Shahbaz Bhatti, il fallimento e la rinascita
A un anno dall'assassinio del ministro delle minoranze pakistano, AsiaNews presenta le testimonianze di coloro che l'hanno conosciuto e che continuano la sua battaglia per
un Pakistan laico e rispettoso di tutte le confessioni ed etnie. La fecondità del suo martirio è evidente nel suo Paese, ma anche in altre nazioni.

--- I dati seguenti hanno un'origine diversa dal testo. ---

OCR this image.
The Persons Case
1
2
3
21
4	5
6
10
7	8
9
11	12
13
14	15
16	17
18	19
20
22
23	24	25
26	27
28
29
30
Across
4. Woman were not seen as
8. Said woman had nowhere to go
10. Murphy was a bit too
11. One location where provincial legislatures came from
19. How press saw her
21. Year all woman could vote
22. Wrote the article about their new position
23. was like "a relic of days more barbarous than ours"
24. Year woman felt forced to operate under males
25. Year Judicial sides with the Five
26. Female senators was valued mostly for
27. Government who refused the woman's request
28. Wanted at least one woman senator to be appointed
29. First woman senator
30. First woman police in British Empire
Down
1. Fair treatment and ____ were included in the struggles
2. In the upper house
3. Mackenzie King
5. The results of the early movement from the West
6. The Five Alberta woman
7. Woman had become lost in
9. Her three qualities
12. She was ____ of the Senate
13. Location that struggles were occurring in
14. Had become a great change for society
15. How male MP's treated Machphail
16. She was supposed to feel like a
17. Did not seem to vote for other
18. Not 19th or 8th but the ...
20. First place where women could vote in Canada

Il suo "testamento" è divenuto fonte di ispirazione per milioni di persone. Anche per vincere la tiepidezza
di molto mondo cristiano.
Roma (AsiaNews) - Il 2 marzo prossimo sarà passato un anno dall'uccisione di Shahbaz Bhatti, il ministro pakistano delle minoranze, crivellato con 30 colpi da un gruppo di estremisti del Tahrik-e-Taliban Pakistan. Bhatti, cattolico di 43 anni, aveva fatto sua la lotta contro la legge sulla blasfemia e il suo uso indiscriminato e manipolatorio, tendente a eliminare gruppi minoritari, avversari politici, concorrenti economici.
Pochi mesi prima della sua tragica fine aveva fatto visita ad Asia Bibi, la cristiana condannata a morte da i pavidi giudici di Lahore e in attesa del processo d'appello. Su Asia Bibi pende una taglia offerta da imam radicali, che la vogliono morta a tutti i costi. E invece, la morte ha travolto Shahbaz, che fin da giovane si era impegnato per un Pakistan laico e democratico, aperto a tutte le confessioni ed etnie.
AsiaNews vuole onorare la sua memoria presentando in questi giorni alcune testimonianze da parte di coloro che l'hanno conosciuto, cristiani e musulmani.
Tutti coloro che hanno voluto ricordarlo lo definiscono "un martire": anzitutto i cristiani, i vescovi, i sacerdoti con i quali egli ha collaborato. Anche personalità musulmane, politici, attivisti, giornalisti vedono in lui "un martire" per il futuro buono del Pakistan.
Da un certo punto di vista - come è di ogni "martire" - la parabola di Shahbaz sembra un fallimento. A un anno dalla sua uccisione, la polizia non ha ancora arrestato i colpevoli e per molti mesi ha deviato le inchieste attribuendo a questo o a quello la responsabilità dell'assassinio, suggerendo perfino che gli autori fossero dei cristiani, interessati ad alcune proprietà della famiglia Bhatti.
Anche le richieste di politici internazionali, e molto di più, la preghiera di Benedetto XVI per lui, sono state disprezzate, mentre il Paese scivola nell'insicurezza e nella violenza.
Eppure, anche i fallimenti di un martire sono fecondi. Durante questo anno - e lo abbiamo documentato nelle pagine di AsiaNews - le comunità cristiane pakistane sono divenute più coraggiose e più vocali, dimostrando per Shahbaz Bhatti al suo funerale, chiedendo giustizia, opponendosi ai soprusi, agli espropri, fino a denunciare i tanti episodi di blasfemia contro i cristiani e le altre minoranze.
La fecondità della testimonianza di Shahbaz va oltre il Pakistan: essa è divenuta un'ispirazione per milioni di persone nel mondo. Soprattutto quello che viene chiamato il suo "testamento" è divenuto una pietra di paragone per l'impegno di tanti.
"Io voglio servire Gesù da uomo comune... Non voglio popolarità, non voglio posizioni di potere. Voglio solo un posto ai piedi di Gesù. Voglio che la mia vita, il mio carattere, le mie azioni parlino per me e dicano che sto seguendo Gesù Cristo. Tale desiderio è così forte in me che mi considererei privilegiato qualora - in questo mio sforzo e in questa mia battaglia per aiutare i bisognosi, i poveri, i cristiani perseguitati del Pakistan - Gesù volesse accettare il sacrificio della mia vita. Voglio vivere per Cristo e per Lui voglio morire".
Lo riproponiamo perché lui, in cielo, aiuti la nostra battaglia sulla terra e perché in questo tempo di Quaresima veniamo purificati dalla nostra tiepidezza.